Однажды, когда кончился налет и Хмелев быстро ушел, вдруг без объявления началась страшная бомбежка (потом это бывало часто, но тогда – впервые). Впечатление было сильным. Зазвонил телефон, и плачущий голос Хмелева произнес: «Я же один! Я! Я!..» Он что-то хотел сказать, но голос сорвался. У него и в личной жизни были причины для волнения. «Приходите! Прошу! У меня коньяк!» Тут уж Раевский и Дорохин приободрились и решили, что «надо войти в положение». И мы втроем, по стенке, побежали.

Хмелев услышал наши шаги (лифты не действовали) и стоял в дверях квартиры с бутылкой в руках.
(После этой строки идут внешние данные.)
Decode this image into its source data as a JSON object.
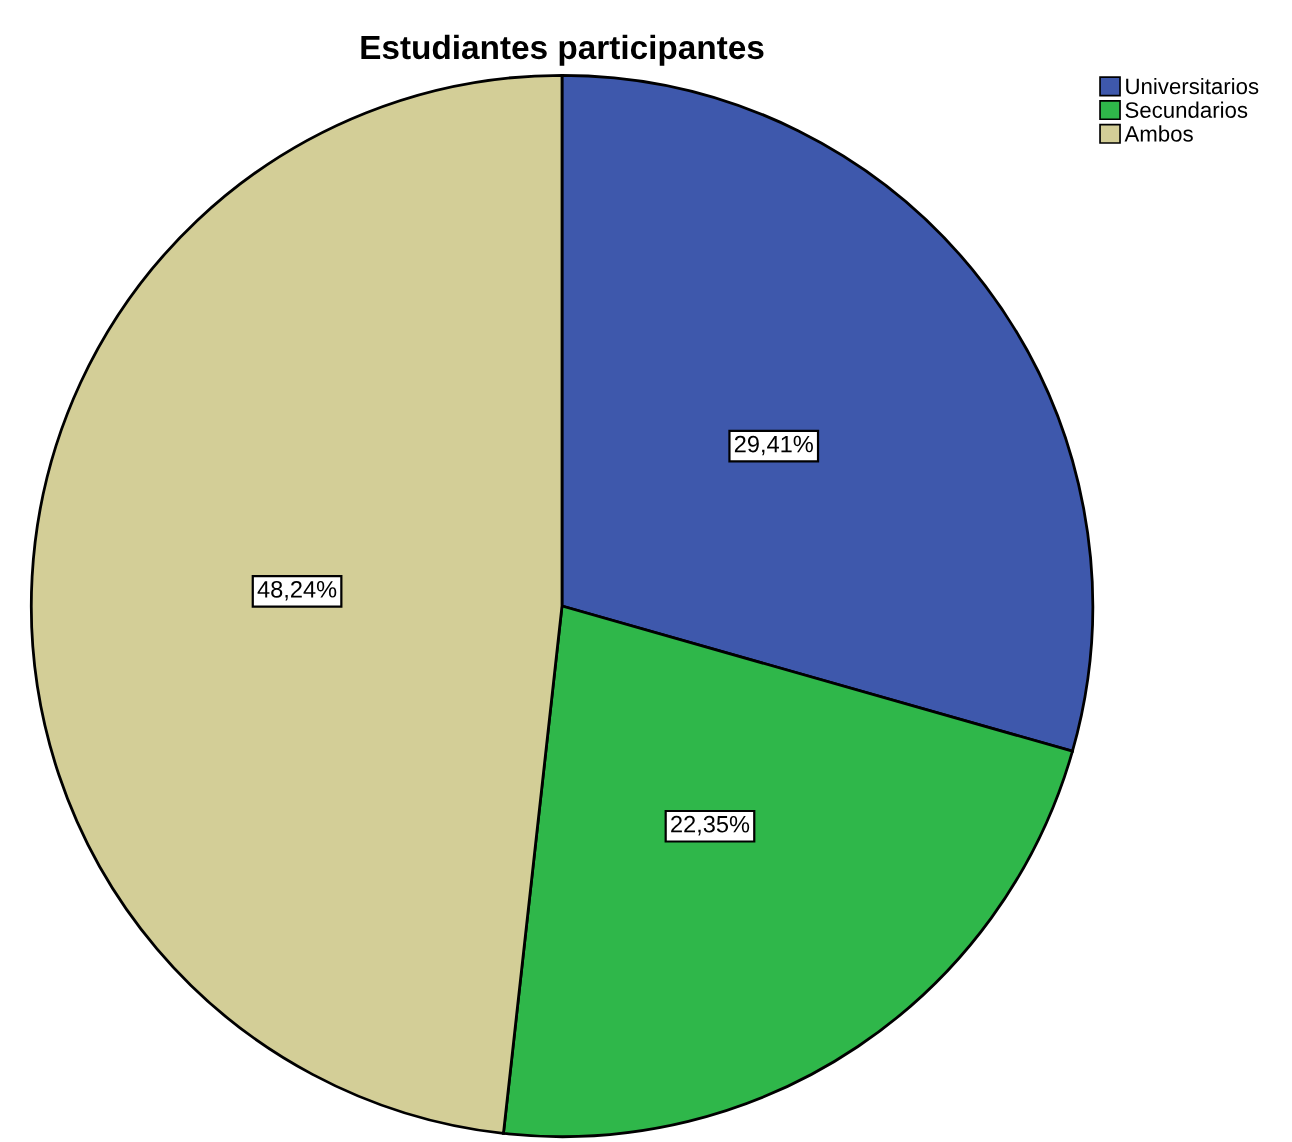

Едва мы успели войти в комнату, как Николай Павлович, что-то восклицая, стал выбивать пробку приемом, каким бывалые люди открывают водку. Бутылка – вдребезги, общий крик. Я тут же закричала: «Коля, руки?!», а Раевский: «Не умеешь, не берись! Что же нам, ковер лизать?» Дорохин тоже очень активно горевал. Хозяин показал нам невредимые руки, а лицо у него было растерянно-виноватое. Пока суетились, кончилась бомбежка, и мы пошли по домам досыпать.

Сентябрь того года, как мне помнится, был сухим и теплым. Мы иногда ездили в Валентиновку с ночевкой – надо было привезти продукты.

Как-то оказались мы в той же Валентиновке на даче у общих театральных знакомых, где был и Борис Николаевич Ливанов. Темнело рано, и время налета застало нас там. Из Москвы к нам доносился гул взрывов, и когда раздался особенно сильный, Ливанов сказал: «Ковры выбивают». Это его определение потом долго повторяли.

Во второй половине сентября опять внезапно появился мой брат. Меня поразила его голова: у нас в семье рано седели, и в свои 33 года Станислав уже был с сильной проседью, а теперь стал почти совсем седой. Он сказал, что свободен до следующего утра. На мое счастье, в «Курантах» была назначена монтировка и я была свободна. Николай Иванович решил, что мы пойдем в кафе «Националы» – там по старым знакомствам еще чем-то кормили, – а потом поедем на дачу к маме.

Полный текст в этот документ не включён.